Conditional Redemption of Senior Notes

Helios Towers PLC
20 May 2024
 

This announcement contains inside information for the purpose of Article 7 of the Market Abuse Regulation (EU) 596/2014

NOT FOR DISTRIBUTION IN OR INTO ANY JURISDICTION OR TO ANY PERSON LOCATED OR RESIDENT IN ANY JURISDICTION IN WHICH SUCH DISTRIBUTION IS UNLAWFUL

 

HELIOS TOWERS ANNOUNCES CONDITIONAL NOTICE OF REDEMPTION FOR ALL OF ITS OUTSTANDING 7.000% SENIOR NOTES DUE 2025

May 20, 2024 - HTA Group, Ltd (the "Issuer"), an indirect wholly owned subsidiary of Helios Towers plc (the "Company"), announces it has issued a conditional notice of redemption for all of its outstanding 7.000% Senior Notes due 2025 (the "Notes"). As set forth in the conditional notice of redemption issued today in respect of the Notes, the redemption date is June 18, 2024 (the "Redemption Date") unless the Redemption Date is delayed or revoked by the Issuer, and the redemption price for the Notes is 100.000% of the principal amount thereof, plus the amount of accrued and unpaid interest to, but excluding, the Redemption Date.

On the date hereof, the Issuer also announced (i) its offer to purchase for cash any and all of the Notes (the "Tender Offer") and (ii) an offering of new U.S. dollar-denominated senior notes subject to market conditions (the "New Notes Offering"). Any notes issued pursuant to the New Notes Offering and the guarantees in respect thereof have not been and will not be registered under the United States Securities Act of 1933. Neither the Tender Offer nor this announcement is an offer to sell or a solicitation of an offer to buy any notes issued pursuant to the New Notes Offering. No action has been or will be taken in any jurisdiction in relation to any notes issued pursuant to the New Notes Offering to permit a public offering of securities. This notice does not constitute an offer to sell, or a solicitation of an offer to buy, any security. No offer, solicitation, or sale will be made in any jurisdiction in which such an offer, solicitation or sale would be unlawful.
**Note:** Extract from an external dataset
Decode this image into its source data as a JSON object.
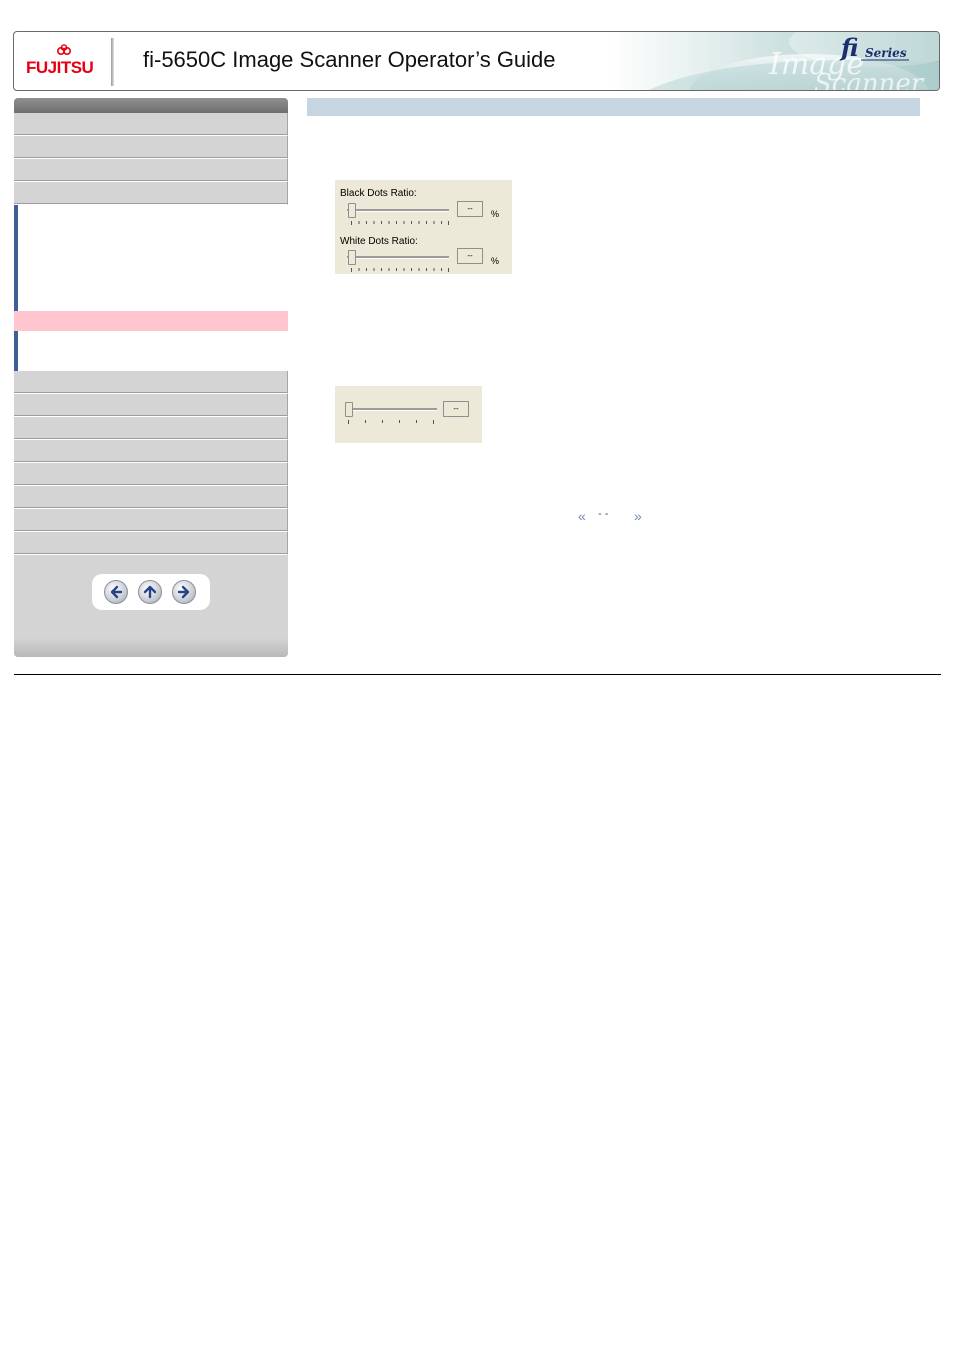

The redemption is subject to and conditioned upon the successful completion (in the sole determination of the Issuer) of the New Notes Offering.

Forward-Looking Information

Certain statements included herein may constitute forward-looking statements within the meaning of the securities laws of certain jurisdictions. Certain such forward-looking statements can be identified by the use of forward-looking terminology such as "believes", "expects", "may", "are expected to", "intends", "will", "will continue", "should", "would be", "seeks", "anticipates" or similar expressions or the negative thereof or other variations thereof or comparable terminology. These forward-looking statements include all matters that are not historical facts. They appear in a number of places throughout this announcement and include statements regarding the intentions, beliefs or current expectations of the Issuer concerning, among other things, the results in relation to operations, financial condition, liquidity, prospects, growth and strategies of the Issuer and the industry in which it operates. By their nature, forward-looking statements involve risks and uncertainties because they relate to events and depend on circumstances that may or may not occur in the future.

These forward-looking statements speak only as of the date of this announcement. The Issuer does not undertake any obligation to update or revise any forward-looking statement, whether as a result of new information, future events or otherwise.